This recipe has been adapted from a recipe by Liz Applegate, PhD as published in The Runner’s World Cookbook. It’s a go-to breakfast in our house, and is fairly quick, easy and quite delicious. The measurements below make two very large servings (about 11 ounces each). We get two adult-size servings and one kid-size serving out of it though.
2 cups milk (choose your fat content – free, 1%, 2% or whole)
1/2 cup polenta
1/4 cup dried fruit (dates or dried cranberries are my favorite in this one)
1/4 cup chopped nuts (pecans or sliced almonds are my favorite, but walnuts are pretty tasty too)
2 tablespoons of honey
Ground cinnamon or nutmeg (optional)
Step 1: Pour milk into a medium sauce pan and bring to a low boil over medium-high heat.

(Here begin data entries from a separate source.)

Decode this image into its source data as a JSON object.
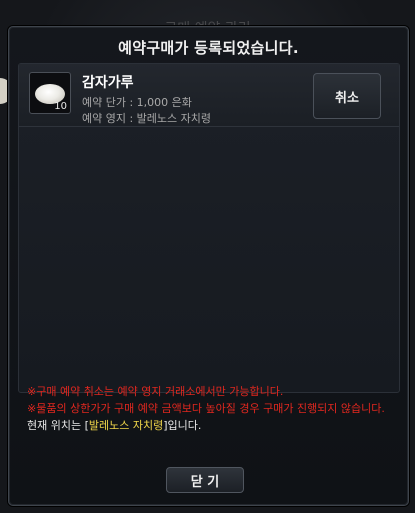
{
  "background": {
    "title": "구매 예약 관리"
  },
  "dialog": {
    "title": "예약구매가 등록되었습니다.",
    "item": {
      "name": "감자가루",
      "quantity": "10",
      "price_line": "예약 단가 : 1,000 은화",
      "territory_line": "예약 영지 : 발레노스 자치령",
      "icon": "potato-flour-icon"
    },
    "cancel_label": "취소",
    "notices": [
      "※구매 예약 취소는 예약 영지 거래소에서만 가능합니다.",
      "※물품의 상한가가 구매 예약 금액보다 높아질 경우 구매가 진행되지 않습니다."
    ],
    "location": {
      "prefix": "현재 위치는 [",
      "place": "발레노스 자치령",
      "suffix": "]입니다."
    },
    "close_label": "닫 기"
  },
  "colors": {
    "notice_red": "#e0271f",
    "highlight_yellow": "#f2d84a"
  }
}
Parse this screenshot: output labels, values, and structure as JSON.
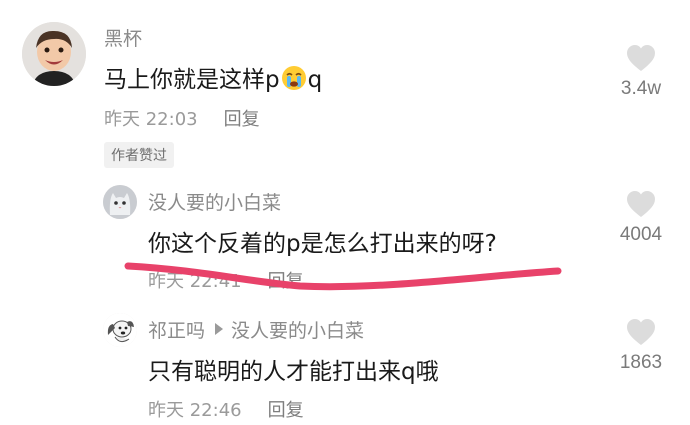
{
  "comments": [
    {
      "username": "黑杯",
      "text_before": "马上你就是这样p",
      "emoji": "crying-emoji",
      "text_after": "q",
      "time": "昨天 22:03",
      "reply_label": "回复",
      "likes": "3.4w",
      "badge": "作者赞过"
    },
    {
      "username": "没人要的小白菜",
      "text": "你这个反着的p是怎么打出来的呀?",
      "time": "昨天 22:41",
      "reply_label": "回复",
      "likes": "4004"
    },
    {
      "username": "祁正吗",
      "reply_to": "没人要的小白菜",
      "text": "只有聪明的人才能打出来q哦",
      "time": "昨天 22:46",
      "reply_label": "回复",
      "likes": "1863"
    }
  ],
  "colors": {
    "strike": "#e8426a",
    "heart": "#dcdcdc",
    "muted": "#9a9a9a"
  }
}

Make sure to stir occasionally.
Step 2: Add polenta and stir with a whisk to avoid clumping. Turn heat down to low and continue to stir occasionally until polenta & milk mixture is thick, but not dry.
Step 3: Remove mixture from heat and stir in fruit, nuts and honey.
Step 4: Spoon mixture into bowls for serving and sprinkle with cinnamon or nutmeg (optional). If desired, top each serving with a bit more milk.